The general answer is that if a prosecuter is able to provide the murder weapon as evidence and link that weapon to the accused, that establishes guilt beyond a reasonable doubt. The whole point of desposing of the weapon is to prevent law enforcement from finding the murder weapon and connecting it to a suspect. In the specific case of firearms, the barrels of guns today are almost universally rifled. That is to say, they have helical grooves on the inside that make the bullet spin and increase accuracy. It is important to note that manyfacturing processes aren’t perfect, and each weapon will have a slightly different groov pattern even between two weapons of the same maje and model. A fired bullet can be recovered and examined under a microscope. The groov pattern on that bullet can be compared to bullets fired under controlled conditions from candidate murder weapons. If forensic scientists can find a match, they can identify the smoking gun as it were. I don’t know if this happens in real life but there is a trope in movies of a murder disassembling a pistol and tossing the parts in different locations to make it harder for the police to recover it

Anonymous 0 Comments

To “prove” a murder, you classically need 3 things: means, motive, and opportunity. If I can establish that you wanted to kill someone, you were able to kill someone via the means by which they were killed, and you had the opportunity to kill them at the time when the person was killed, then a competent prosecutor can convince most juries out there that you’re the murderer.
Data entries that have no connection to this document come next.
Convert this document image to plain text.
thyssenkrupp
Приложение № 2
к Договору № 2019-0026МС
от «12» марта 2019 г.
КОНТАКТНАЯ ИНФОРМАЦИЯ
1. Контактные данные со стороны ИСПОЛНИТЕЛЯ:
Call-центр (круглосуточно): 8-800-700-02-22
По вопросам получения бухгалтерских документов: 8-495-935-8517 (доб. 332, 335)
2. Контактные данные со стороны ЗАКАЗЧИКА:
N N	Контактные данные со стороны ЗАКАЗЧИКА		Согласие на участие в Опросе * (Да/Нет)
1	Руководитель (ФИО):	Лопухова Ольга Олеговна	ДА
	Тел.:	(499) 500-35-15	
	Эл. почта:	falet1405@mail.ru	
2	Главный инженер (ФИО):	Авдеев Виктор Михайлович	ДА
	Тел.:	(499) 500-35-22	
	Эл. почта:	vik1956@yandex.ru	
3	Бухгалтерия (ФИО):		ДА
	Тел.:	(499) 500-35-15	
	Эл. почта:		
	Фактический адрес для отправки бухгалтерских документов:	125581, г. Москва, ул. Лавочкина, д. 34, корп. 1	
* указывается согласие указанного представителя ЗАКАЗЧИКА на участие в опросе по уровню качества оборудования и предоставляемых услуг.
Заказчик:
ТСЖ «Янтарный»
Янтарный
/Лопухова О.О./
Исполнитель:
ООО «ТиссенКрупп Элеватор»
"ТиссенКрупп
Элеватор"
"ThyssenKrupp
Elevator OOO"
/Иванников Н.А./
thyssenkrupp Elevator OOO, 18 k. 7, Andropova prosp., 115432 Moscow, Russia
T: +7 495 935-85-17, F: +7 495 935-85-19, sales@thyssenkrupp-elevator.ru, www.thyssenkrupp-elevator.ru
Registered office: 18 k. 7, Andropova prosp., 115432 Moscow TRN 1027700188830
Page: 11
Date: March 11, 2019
Having the murder weapon goes a long way towards establishing “means.” Suppose the victim was killed by a .44 handgun, and you are found in possession of a .44 handgun. If you also wanted the victim dead and you were at the scene of the crime when the murder took place, you’re going to have a mighty hard time convincing a jury that you didn’t do it. However, if the gun was never found, then there’s a lot more reasonable doubt that you were the killer.

Anonymous 0 Comments

I think the simplest answer is that it is harder to link you to a gun found at a crime scene than it is to match a gun in your possession to a crime scene. It’s easier to wipe fingerprints off a gun than it is to wipe the “gun’s fingerprint”.